McDuffie bases her argument that her injury is compensable on the short lapse of time between her leaving her work shift and her injury on MCE’s premises. However, that short period does not determine compensability. The fact that the distance between McDuffie’s workplace and the lobby in which she met with others to attend clinicals, and thus the time to travel that distance, was short does not defeat the fact that McDuffie had left work and had begun to engage in a different activity, i.e., college clinicals, at the time of her injury. McDuffie testified that she elected to perform her clinicals at MCE for her own convenience.
“[T]he inquiry is whether [McDuffie’s] injury naturally related to [her] employment.” Ex parte Strickland, 553 So.2d at 595. In this case, McDuffie had left her employment with MCE and had started her participation in her clinicals for the furtherance of her education. See McMillan, supra. The fact that her participation *865was interrupted almost immediately by the need to retrieve materials relevant to the clinicals from her vehicle does not alter the conclusion that McDuffie’s leaving the MCE building to go to her vehicle had no relation to her employment. There is no indication that, if she had not needed to retrieve her materials for her clinicals, McDuffie would have left the MCE building to travel to her vehicle until after the completion of the clinicals.
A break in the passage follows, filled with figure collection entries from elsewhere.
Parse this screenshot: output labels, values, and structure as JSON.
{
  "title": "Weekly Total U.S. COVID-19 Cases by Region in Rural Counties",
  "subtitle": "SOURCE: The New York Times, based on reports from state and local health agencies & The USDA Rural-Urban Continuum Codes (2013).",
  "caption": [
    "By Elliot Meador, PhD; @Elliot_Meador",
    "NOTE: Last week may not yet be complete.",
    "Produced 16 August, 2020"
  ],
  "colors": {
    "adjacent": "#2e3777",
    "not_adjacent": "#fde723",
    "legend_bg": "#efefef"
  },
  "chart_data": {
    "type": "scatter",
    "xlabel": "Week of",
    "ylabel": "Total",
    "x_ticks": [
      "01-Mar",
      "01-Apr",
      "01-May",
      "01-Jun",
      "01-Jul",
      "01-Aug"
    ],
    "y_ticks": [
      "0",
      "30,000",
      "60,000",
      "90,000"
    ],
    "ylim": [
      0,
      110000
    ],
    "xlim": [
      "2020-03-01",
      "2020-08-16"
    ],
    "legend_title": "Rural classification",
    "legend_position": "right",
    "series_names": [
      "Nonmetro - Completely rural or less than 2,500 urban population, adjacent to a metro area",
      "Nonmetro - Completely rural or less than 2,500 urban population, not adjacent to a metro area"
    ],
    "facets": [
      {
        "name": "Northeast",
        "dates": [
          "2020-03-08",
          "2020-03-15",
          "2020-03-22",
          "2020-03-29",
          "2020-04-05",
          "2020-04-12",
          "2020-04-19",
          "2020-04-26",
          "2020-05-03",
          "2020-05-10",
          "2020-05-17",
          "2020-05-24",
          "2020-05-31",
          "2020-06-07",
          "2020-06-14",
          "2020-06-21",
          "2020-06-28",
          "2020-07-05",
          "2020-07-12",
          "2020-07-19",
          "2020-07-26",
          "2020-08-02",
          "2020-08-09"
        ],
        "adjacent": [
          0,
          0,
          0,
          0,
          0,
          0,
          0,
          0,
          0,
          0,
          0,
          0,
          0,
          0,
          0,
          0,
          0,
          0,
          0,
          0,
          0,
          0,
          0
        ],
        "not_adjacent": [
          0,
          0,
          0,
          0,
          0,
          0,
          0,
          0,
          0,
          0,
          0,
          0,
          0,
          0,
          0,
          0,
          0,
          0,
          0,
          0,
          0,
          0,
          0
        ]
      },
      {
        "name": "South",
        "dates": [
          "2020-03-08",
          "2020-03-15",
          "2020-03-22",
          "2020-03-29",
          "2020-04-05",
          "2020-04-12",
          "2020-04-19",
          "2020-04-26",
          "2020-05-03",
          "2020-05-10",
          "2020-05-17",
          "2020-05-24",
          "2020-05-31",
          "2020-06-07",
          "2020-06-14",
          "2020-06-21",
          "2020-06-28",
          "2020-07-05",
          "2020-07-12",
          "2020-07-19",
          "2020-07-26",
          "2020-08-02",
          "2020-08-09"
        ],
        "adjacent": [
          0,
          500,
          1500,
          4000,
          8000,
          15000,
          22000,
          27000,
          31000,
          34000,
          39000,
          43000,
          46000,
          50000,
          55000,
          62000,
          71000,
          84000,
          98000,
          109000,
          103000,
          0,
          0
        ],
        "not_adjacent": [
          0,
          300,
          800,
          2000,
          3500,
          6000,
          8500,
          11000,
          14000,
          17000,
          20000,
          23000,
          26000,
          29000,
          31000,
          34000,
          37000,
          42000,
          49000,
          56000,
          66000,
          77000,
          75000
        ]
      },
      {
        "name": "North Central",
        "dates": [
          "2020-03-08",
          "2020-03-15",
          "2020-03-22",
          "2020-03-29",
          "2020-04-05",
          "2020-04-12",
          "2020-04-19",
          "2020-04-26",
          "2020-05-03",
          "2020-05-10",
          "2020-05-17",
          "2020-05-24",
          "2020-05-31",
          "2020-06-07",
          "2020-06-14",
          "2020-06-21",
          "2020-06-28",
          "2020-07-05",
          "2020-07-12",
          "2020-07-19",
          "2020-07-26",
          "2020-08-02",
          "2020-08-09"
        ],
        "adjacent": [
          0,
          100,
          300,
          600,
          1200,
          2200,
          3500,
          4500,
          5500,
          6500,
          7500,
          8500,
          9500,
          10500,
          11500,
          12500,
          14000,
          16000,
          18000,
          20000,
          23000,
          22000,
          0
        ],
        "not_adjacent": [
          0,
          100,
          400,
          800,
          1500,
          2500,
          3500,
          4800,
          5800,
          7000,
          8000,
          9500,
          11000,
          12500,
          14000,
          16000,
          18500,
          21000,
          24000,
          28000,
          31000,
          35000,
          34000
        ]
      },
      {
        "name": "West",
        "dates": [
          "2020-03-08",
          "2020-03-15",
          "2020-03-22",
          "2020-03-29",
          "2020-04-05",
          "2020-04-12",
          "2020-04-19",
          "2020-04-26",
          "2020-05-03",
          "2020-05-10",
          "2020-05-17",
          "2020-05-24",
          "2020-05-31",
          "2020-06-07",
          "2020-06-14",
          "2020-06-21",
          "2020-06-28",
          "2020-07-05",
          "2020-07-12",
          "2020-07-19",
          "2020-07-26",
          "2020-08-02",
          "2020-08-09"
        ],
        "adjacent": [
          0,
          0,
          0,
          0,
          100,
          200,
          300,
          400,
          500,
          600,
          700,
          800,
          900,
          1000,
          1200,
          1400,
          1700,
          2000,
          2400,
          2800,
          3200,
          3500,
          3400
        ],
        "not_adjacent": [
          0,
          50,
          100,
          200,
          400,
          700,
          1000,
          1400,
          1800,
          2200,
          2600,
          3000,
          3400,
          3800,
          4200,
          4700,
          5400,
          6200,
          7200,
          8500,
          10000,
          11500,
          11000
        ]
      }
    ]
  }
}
It is undisputed that the “proximate cause” of McDuf-fie’s injury was her desire to have her materials for her clinicals program, Ex parte Strickland, 55B So.2d at 595, and we conclude that the record contains no evidence indicating that MCE managed, directed, or encouraged McDuffie in performing her clinicals or other college coursework, or that it would benefit from McDuffie’s obtaining her RN degree. McMillan v. County of Mobile, 721 So.2d at 238. McDuffie has not demonstrated on appeal that she presented evidence to the trial court sufficient to create a genuine issue of material fact on the issue whether her accident was related to her employment so as to have arisen out of and in the course of that employment. Accordingly, we affirm the summary judgment in favor of MCE.
On appeal, McDuffie also argues that the trial court erred in determining that she could not recover because, she says, it determined that she “had no idea what caused her fall.” However, we have affirmed the trial court’s summary judgment by concluding that it correctly determined that McDuffie’s injury did not arise out of or in the course of her employment. Accordingly, because we have concluded that McDuffie’s injury is not compensable under the Act, we pretermit any discussion of whether she was required to have demonstrated with certainty what caused her to fall.
We affirm the trial court’s summary judgment in favor of MCE. ,
AFFIRMED.
PITTMAN, BRYAN, THOMAS, and MOORE, JJ., concur.